After 15 years, Robert Kirkman is putting an end to his comic series The Walking Dead in a move that surprised and stunned fans. However, they probably shouldn't be too surprised given what unfolded in the previous two issues. If you haven't yet picked up and read issues 191 and 192, I suggest you stop reading this now as this article involves major spoilers about the Walking Dead's final issues.
After killing off lead character Rick Grimes in the most recent two issues, issue 193 will conclude the post-apocalyptic comic with a triple-length final issue. The July 3 release from Image Comics includes a message from Kirkman, who has written the story alongside artist Charlie Adlard since 2003 and went on to create the television series of the same name.
Kirkman's "Letter Hacks" column for the new issue was leaked online by The Hollywood Reporter and offers some explanation for the sudden and unexpected end to his epic. "I hate knowing what's coming," Kirkman wrote. "As a fan, I hate it when I realize I’m in the third act of a movie and the story is winding down. I hate that I can count commercial breaks and know I’m nearing the end of a TV show."
He continued, "I hate that you can feel when you’re getting to the end of a book, or a graphic novel. Some of the best episodes of Game of Thrones are when they’re structured in such a way and paced to perfection so your brain can’t tell if it’s been watching for 15 minutes or 50 minutes ... and when the end comes ... you’re stunned."
"I love long movies for that very reason. You lose track of time because you went in convinced that you’re going to be there for a long time, but the story moves at such an entertaining and engaging pace that by the time the movie’s wrapping up ... you can’t believe it’s already over. Surprise, it’s over! All I’ve ever done, all a creator can really do ... is tailor-make stories to entertain themselves, and hope the audience feels the same way. That’s all I’ve ever been doing ... and it seems to work most of the time."
Well, it sounds like mission accomplished, because the fan base is completely blindsided by this news. However, perhaps they shouldn't be too stunned if they've followed Kirkman's previous work. His series with Scott Gimple, DIE! DIE! DIE!, also ended last year without warning, and he has said in the past that he always seeks to shake things up.
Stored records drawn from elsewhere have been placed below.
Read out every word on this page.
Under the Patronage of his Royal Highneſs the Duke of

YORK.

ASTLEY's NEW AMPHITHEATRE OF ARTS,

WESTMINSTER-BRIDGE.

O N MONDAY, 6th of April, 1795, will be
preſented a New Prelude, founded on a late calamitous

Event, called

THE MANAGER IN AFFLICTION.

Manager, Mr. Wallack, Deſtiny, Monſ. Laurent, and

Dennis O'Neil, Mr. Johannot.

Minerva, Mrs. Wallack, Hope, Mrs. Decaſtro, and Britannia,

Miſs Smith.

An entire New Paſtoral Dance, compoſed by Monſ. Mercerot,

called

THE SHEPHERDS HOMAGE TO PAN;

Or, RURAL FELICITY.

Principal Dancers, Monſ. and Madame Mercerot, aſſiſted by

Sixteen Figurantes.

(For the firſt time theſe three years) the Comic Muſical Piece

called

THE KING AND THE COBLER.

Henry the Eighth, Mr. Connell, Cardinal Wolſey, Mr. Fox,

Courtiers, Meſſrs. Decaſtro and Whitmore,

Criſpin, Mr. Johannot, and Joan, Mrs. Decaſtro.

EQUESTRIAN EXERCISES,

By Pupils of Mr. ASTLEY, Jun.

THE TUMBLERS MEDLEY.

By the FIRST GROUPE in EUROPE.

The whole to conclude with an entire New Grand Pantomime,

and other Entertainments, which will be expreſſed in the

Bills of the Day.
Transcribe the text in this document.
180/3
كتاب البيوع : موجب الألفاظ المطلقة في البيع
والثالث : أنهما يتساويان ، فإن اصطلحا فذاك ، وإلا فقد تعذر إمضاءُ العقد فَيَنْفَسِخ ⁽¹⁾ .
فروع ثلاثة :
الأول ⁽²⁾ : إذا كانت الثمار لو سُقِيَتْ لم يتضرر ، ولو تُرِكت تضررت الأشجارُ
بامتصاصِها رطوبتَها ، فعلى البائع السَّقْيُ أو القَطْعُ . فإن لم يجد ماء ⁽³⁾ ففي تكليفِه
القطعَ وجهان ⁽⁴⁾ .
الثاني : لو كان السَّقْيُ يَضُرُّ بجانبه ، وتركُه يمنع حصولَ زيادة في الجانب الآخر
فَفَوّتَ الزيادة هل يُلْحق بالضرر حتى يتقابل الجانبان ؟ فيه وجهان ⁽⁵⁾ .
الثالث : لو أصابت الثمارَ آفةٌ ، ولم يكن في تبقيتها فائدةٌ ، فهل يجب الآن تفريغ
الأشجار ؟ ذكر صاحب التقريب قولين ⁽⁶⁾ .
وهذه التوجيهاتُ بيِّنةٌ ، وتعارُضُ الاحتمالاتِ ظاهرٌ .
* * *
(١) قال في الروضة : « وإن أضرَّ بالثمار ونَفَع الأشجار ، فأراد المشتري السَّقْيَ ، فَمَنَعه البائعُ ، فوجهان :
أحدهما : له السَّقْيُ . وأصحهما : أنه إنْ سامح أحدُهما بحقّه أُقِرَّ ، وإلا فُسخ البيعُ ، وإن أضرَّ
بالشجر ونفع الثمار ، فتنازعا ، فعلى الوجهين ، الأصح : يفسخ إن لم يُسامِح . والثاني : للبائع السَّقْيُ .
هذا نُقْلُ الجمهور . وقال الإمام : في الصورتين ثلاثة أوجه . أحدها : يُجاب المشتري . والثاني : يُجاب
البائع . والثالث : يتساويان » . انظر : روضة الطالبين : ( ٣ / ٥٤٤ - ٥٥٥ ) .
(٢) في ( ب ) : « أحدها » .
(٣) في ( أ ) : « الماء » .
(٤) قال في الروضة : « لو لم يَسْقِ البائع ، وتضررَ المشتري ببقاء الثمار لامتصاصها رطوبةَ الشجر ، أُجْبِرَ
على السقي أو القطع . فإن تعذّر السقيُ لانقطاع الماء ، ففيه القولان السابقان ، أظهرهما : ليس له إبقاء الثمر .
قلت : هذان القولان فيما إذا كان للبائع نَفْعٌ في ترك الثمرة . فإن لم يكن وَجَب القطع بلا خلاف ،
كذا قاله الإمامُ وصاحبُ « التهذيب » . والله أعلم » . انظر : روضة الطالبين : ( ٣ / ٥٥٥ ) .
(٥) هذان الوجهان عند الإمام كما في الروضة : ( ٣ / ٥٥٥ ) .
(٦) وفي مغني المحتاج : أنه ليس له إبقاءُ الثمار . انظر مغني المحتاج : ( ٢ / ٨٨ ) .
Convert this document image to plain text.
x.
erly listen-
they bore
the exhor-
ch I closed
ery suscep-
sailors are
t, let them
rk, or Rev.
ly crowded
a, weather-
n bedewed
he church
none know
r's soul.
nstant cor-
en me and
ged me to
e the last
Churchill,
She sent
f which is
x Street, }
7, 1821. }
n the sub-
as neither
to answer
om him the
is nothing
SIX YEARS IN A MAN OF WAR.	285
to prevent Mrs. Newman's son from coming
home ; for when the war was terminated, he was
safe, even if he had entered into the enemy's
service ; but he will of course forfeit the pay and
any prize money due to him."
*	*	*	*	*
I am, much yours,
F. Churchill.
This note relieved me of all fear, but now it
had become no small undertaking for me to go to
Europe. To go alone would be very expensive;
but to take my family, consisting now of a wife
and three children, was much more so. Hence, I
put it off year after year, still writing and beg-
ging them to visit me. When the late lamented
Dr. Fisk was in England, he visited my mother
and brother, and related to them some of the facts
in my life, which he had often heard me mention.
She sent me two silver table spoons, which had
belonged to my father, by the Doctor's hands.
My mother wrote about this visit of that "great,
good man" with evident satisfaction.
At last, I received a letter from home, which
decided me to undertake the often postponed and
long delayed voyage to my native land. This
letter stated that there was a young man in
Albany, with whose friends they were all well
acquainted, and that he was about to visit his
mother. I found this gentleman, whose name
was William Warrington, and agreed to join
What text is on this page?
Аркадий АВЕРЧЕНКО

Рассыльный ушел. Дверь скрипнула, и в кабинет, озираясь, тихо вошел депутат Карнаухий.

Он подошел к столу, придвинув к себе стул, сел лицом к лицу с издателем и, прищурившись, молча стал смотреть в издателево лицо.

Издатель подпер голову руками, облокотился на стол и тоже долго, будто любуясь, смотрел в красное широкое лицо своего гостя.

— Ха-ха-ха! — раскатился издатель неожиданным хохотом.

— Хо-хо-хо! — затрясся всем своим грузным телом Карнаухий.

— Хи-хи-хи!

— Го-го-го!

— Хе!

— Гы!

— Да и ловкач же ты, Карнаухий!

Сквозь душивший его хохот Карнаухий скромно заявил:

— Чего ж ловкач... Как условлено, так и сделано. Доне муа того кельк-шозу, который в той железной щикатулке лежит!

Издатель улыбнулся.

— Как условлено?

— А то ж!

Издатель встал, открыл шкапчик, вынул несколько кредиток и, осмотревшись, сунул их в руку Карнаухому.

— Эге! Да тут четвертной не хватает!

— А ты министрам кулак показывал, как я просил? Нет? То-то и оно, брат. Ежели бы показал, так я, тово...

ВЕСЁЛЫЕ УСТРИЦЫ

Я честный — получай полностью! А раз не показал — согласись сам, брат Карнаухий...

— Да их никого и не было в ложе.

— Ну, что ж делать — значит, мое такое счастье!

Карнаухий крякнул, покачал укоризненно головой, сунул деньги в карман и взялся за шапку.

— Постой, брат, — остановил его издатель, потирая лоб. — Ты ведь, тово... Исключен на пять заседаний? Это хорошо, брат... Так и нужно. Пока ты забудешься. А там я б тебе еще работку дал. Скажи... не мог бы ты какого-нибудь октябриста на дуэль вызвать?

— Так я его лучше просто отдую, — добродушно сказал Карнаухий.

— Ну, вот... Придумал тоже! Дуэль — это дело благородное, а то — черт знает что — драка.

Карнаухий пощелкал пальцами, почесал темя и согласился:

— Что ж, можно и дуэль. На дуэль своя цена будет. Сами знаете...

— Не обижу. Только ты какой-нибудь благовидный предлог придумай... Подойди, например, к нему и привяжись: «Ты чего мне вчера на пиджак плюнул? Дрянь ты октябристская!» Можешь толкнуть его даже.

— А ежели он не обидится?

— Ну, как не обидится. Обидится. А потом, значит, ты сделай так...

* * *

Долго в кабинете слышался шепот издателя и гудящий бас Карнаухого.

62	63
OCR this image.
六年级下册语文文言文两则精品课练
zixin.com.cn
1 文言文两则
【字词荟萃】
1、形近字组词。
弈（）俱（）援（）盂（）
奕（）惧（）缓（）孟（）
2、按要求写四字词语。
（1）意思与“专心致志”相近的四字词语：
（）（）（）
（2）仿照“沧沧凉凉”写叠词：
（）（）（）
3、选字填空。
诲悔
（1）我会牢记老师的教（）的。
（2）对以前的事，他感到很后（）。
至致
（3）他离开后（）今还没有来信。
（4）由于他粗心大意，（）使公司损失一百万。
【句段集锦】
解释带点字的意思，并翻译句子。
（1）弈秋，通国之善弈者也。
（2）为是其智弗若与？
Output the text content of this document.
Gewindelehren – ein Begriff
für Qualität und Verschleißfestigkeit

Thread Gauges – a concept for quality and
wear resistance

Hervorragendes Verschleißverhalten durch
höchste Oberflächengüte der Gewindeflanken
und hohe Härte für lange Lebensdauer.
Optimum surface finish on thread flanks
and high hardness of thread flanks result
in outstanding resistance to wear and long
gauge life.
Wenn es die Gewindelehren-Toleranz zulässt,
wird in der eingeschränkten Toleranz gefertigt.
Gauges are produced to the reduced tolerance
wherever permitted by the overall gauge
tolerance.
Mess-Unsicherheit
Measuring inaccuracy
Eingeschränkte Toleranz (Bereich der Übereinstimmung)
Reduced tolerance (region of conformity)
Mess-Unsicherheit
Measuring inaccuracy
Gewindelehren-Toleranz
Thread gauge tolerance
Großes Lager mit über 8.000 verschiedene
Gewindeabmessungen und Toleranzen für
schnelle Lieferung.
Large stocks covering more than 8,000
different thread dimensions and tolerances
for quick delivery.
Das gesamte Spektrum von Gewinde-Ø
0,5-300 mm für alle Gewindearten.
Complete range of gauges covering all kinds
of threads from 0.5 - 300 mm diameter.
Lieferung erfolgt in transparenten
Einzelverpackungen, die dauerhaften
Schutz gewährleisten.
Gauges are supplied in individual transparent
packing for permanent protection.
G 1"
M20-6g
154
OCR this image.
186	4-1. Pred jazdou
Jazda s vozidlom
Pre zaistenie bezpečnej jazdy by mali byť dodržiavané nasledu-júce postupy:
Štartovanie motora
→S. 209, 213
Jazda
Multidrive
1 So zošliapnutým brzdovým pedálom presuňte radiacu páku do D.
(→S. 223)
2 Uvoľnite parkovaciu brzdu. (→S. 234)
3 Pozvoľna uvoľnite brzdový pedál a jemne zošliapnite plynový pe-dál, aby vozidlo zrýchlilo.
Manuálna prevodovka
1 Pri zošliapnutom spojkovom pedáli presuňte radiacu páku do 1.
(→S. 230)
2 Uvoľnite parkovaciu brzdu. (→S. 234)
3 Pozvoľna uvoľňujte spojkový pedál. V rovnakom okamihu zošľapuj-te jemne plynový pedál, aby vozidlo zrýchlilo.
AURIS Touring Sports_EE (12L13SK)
Despite the end of an era for comics fans, this news has no effect on future outcomes for the AMC series, which has diverged quite a bit from its source material. On the TV show, Rick has left the group and will star in a series of movies, and it's safe to say at this point the TV show is "based on characters from the comic" more than it is based on the storylines of the comics themselves, though the show writers will likely always draw some inspiration from the source.
AMC has also announced a third series in the Walking Dead universe, focusing on a younger generation of survivors.
As for the plot of the final issue, here are the broad strokes.
The issue jumps forward at least 10 years and Carl and Sophia (who are both dead on the show) have a 6-year-old daughter named Andrea and live in a farmhouse. There is no cure for walkers, but they aren't a major threat and some semblance of civilization is restored. Maggie is president and her son Hershel travels the country using walkers as a sideshow act, much to Carl's consternation.
He kills Hershel's walkers and is ordered to appear before a court, where Michonne is the presiding judge. Carl's argument for destroying Hershel's private property is that it demeans the struggle they went through to get to this point in rebuilding. Michonne agrees and bans the exploitation of walkers for profit. The series ends with Carl reading a story to Andrea about her grandfather, Rick.